Using only recycled boxes and packaging, hot glue, some old chopsticks and twigs, wrapping paper, string and a little coloured paper , the children set about trying to work out how to build their model houses.
The children had to choose a team leader, organise their box of materials, work out who was going to work on which part, use a variety of tools safely, try to work to deadlines and work as a team.

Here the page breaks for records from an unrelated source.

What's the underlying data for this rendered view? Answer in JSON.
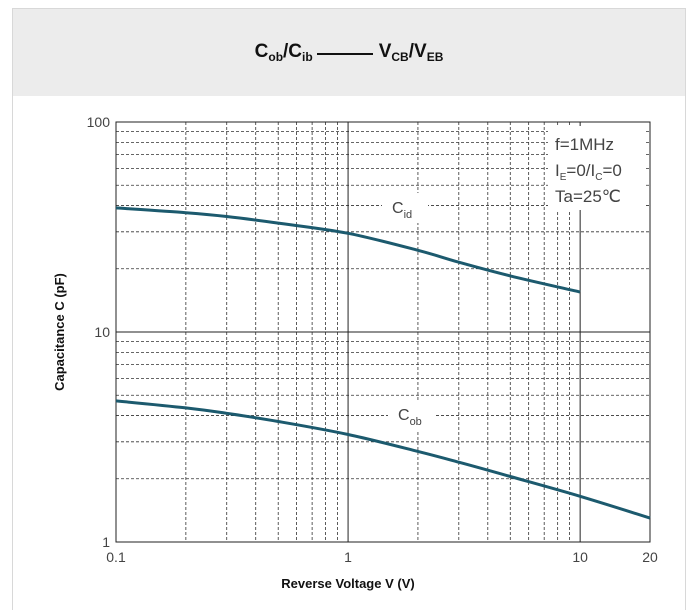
{
  "header": {
    "title_left_main": "C",
    "title_left_sub": "ob",
    "title_mid_main": "/C",
    "title_mid_sub": "ib",
    "title_right_main": "V",
    "title_right_sub": "CB",
    "title_right2_main": "/V",
    "title_right2_sub": "EB"
  },
  "chart_data": {
    "type": "line",
    "xscale": "log",
    "yscale": "log",
    "xlim": [
      0.1,
      20
    ],
    "ylim": [
      1,
      100
    ],
    "xlabel": "Reverse Voltage  V (V)",
    "ylabel": "Capacitance C (pF)",
    "x_ticks": [
      "0.1",
      "1",
      "10",
      "20"
    ],
    "y_ticks": [
      "1",
      "10",
      "100"
    ],
    "grid": true,
    "annotations": {
      "line1": "f=1MHz",
      "line2_a": "I",
      "line2_a_sub": "E",
      "line2_b": "=0/I",
      "line2_b_sub": "C",
      "line2_c": "=0",
      "line3": "Ta=25℃"
    },
    "series": [
      {
        "name_main": "C",
        "name_sub": "id",
        "color": "#1c5a6e",
        "x": [
          0.1,
          0.2,
          0.3,
          0.5,
          1,
          2,
          3,
          5,
          10
        ],
        "y": [
          39,
          37,
          35.5,
          33,
          29.5,
          24.5,
          21.5,
          18.5,
          15.5
        ]
      },
      {
        "name_main": "C",
        "name_sub": "ob",
        "color": "#1c5a6e",
        "x": [
          0.1,
          0.2,
          0.3,
          0.5,
          1,
          2,
          3,
          5,
          10,
          20
        ],
        "y": [
          4.7,
          4.35,
          4.1,
          3.75,
          3.25,
          2.7,
          2.4,
          2.05,
          1.65,
          1.3
        ]
      }
    ]
  }
}
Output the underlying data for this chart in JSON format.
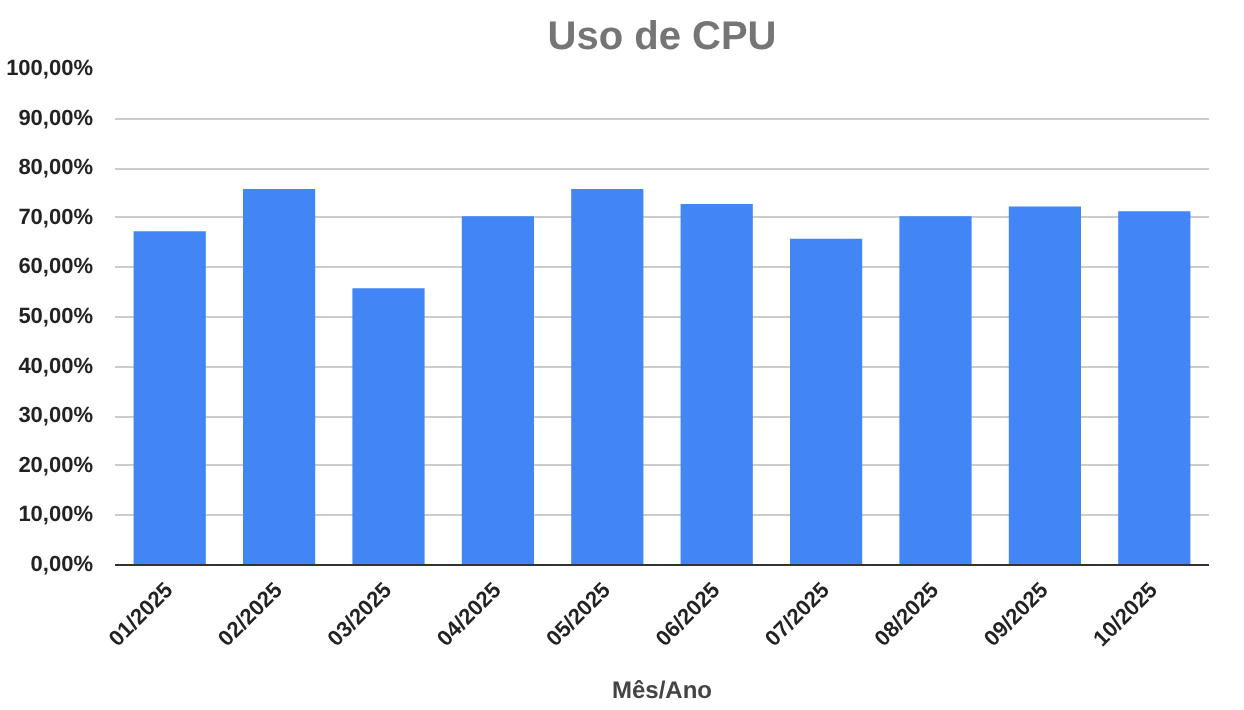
{
  "chart_data": {
    "type": "bar",
    "title": "Uso de CPU",
    "xlabel": "Mês/Ano",
    "categories": [
      "01/2025",
      "02/2025",
      "03/2025",
      "04/2025",
      "05/2025",
      "06/2025",
      "07/2025",
      "08/2025",
      "09/2025",
      "10/2025"
    ],
    "values": [
      67.3,
      75.8,
      55.8,
      70.3,
      75.8,
      72.8,
      65.8,
      70.3,
      72.3,
      71.3
    ],
    "color": "#4285f4",
    "ylim": [
      0,
      100
    ],
    "yticks": [
      {
        "value": 0,
        "label": "0,00%"
      },
      {
        "value": 10,
        "label": "10,00%"
      },
      {
        "value": 20,
        "label": "20,00%"
      },
      {
        "value": 30,
        "label": "30,00%"
      },
      {
        "value": 40,
        "label": "40,00%"
      },
      {
        "value": 50,
        "label": "50,00%"
      },
      {
        "value": 60,
        "label": "60,00%"
      },
      {
        "value": 70,
        "label": "70,00%"
      },
      {
        "value": 80,
        "label": "80,00%"
      },
      {
        "value": 90,
        "label": "90,00%"
      },
      {
        "value": 100,
        "label": "100,00%"
      }
    ],
    "grid": "y"
  }
}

Along the way they learned that Mongolian Yurts were not meant to be built permanently because the Mongolians did not settle in one place as they had livestock to care for and moved regularly. They learned that shanty town dwellers were not as wealthy as many people and so lived in old huts made from recycled materials which were not very safe or comfortable. They learned that Hakka Tulou round houses often housed a whole village of up to twenty families and were designed to keep bandits out and that Vietnamese stilt houses were on stilts as the landform there has lots of rivers and flooding so it’s much safer for houses to be raised above the water.
There was a time at the start of the project when we thought that maybe we were being a bit too ambitious in our aims for the project. On reflection however, I think we need to give students the opportunity to be challenged. We did this with Grade 2 and they have responded far beyond our expectations!